# Hilbert space, orthonormal basis

1. Oct 27, 2013

### aaaa202

My book says that "the countability of the ONS in a hilbert space H entails that H can be represented as closure of the span of countably many elements". I must admit my english is probably not that good. At least the above quote does not make sense to me. What is it trying to say?
Previously it was talking about orthonormal bases in Hilbert spaces and the idea of maximiality:
<g,e_k> = 0 for al k => g=0 (definition of maximality)
Why is it we use this definition to characterize and orthonormal basis (e_k) and not that H=span(e_k) and how does it relate to the quote above?

2. Oct 27, 2013

### Office_Shredder

Staff Emeritus
If you just take a span of an orthonormal system, you are only allowed to have finite linear combinations. Usually H is the closure of the span - which means you can take infinite linear combinations as long as the sums converge.

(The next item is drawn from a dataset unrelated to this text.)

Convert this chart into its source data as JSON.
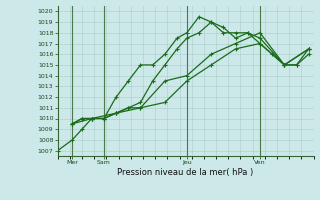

The quote by itself is a little odd as usually an orthonormal system just means you have a collection of vectors which are pairwise orthogonal and unit length - is the context that you have a countable orthonormal system which is maximal? Because then the quote makes more sense.

3. Oct 28, 2013

### aaaa202

it is. Can you elaborate? Im not sure I understand the idea of maximality. Why use this to define an ONB and not some kind of convergence condition on finite linear combinations?

4. Oct 28, 2013

### Office_Shredder

Staff Emeritus
The point is that a maximal ONS has that every element of H is an infinite sum of your ONS elementals, which is a really nice thing to have. But we want to prove that we can do this without talking about the topology of the space, so it's really good to have a condition which is just a linear algebra condition.

5. Oct 28, 2013

### aaaa202

Not sure I understand yet:
For an ONS is:
ONS is maximal <=> for all g in H, g=Ʃ<g,e_k>e_k
But not in general H=lim_n->∞[span{(e_k)}] - or does this last statement even make sense?

6. Oct 28, 2013

### Office_Shredder

Staff Emeritus
By
$$\lim_{n\to \infty} span( \{ e_1,....,e_n \})$$
what you really want to write is
$$\bigcup_{n=1}^{\infty} span(\{e_1,...,e_n \} )$$.

And H will not be equal to this in general. Let's take the canonical Hilbert space l2 of sequences $(a_1,...,a_n,...)$ such
$$\sum_{n=1}^{\infty} a_n^2$$
converges.

Then a maximal orthonormal system is
$e_1 = (1,0,0,....),\ e_2 = (0,1,0,....),\ e_3 = (0,0,1,0,0,...)$ etc. There are countably many of these. The inner product of $(a_1,a_2,...)$ and $(b_1,b_2,...)$ is
$$\sum_{n=1}^{\infty} a_n b_n$$.

It should be clear that the en are an orthonormal system, and that <g,en> = 0 for all n implies that g = (0,0,0,...,0,...) is the zero vector. However almost none of the vectors in l2 are in
$$\bigcup_{n=1}^{\infty} span( \{e_1,....,e_n \} )$$
because to be in this set, you have to be a linear combination of finitely many of the en. So for example the vector (1,1/2,1/4,1/8,....) is in l2 but not in that above union, because it is writable as only an infinite linear combination of the ens.